Monday

A Heretic for Our Times


By Jay Walljasper, Ode

'Science is the last unreformed institution'

Sheldrake's bold theories about how the universe works sparked controversy in 1981 with the publication of A New Science of Life. Actually it wasn't the book itself that brought Sheldrake's ideas to prominence but an incendiary editorial by the editor of the respected British journal Nature, Sir John Maddox, who fumed, "This infuriating tract…is the best candidate for burning there has been for many years." That was quite a lot of attention for a young scientist, especially one who at that time was working as a plant physiologist in India.
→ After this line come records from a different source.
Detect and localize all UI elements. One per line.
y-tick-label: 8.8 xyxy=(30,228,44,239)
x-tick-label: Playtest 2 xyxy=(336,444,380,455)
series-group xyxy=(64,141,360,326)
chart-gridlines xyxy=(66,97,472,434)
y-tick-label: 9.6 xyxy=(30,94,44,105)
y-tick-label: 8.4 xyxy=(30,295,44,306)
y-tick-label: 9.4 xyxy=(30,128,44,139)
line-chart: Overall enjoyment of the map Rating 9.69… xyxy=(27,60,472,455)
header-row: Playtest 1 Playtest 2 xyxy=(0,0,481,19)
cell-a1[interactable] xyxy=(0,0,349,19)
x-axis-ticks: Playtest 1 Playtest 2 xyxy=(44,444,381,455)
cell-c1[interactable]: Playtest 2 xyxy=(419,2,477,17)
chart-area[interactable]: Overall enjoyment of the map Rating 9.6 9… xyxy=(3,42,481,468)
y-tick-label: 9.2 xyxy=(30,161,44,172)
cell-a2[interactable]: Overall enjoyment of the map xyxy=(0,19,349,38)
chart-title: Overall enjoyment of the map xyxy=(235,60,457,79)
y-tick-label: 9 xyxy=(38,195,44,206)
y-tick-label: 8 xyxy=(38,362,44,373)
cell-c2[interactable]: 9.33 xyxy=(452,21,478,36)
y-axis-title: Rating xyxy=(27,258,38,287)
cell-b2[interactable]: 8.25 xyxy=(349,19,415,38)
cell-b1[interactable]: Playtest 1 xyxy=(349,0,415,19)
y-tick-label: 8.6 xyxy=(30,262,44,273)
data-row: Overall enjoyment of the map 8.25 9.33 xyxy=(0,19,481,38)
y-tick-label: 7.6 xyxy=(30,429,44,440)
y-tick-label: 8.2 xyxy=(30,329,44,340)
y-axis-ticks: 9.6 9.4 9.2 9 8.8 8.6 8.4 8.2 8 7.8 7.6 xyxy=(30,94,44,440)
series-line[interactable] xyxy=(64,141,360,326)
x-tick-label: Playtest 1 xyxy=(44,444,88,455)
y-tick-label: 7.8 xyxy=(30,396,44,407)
What so infuriated Maddox was Sheldrake's theory of "morphic resonance" -- a complicated framework of ideas proposing that nature relies upon its own set of memories, which are transmitted through time and space via "morphic fields". The theory holds that these fields, which operate much like electrical or magnetic fields, shape our entire world. A panda bear is a panda bear because it naturally tunes into morphic fields containing storehouses of information that define and govern panda bears. The same with pigeons, platinum atoms, and the oak trees on Hampstead Heath, not to mention human beings. This theory, if widely accepted, would turn our understanding of the universe inside out -- which is why Sheldrake has so often felt the wrath of orthodox scientists.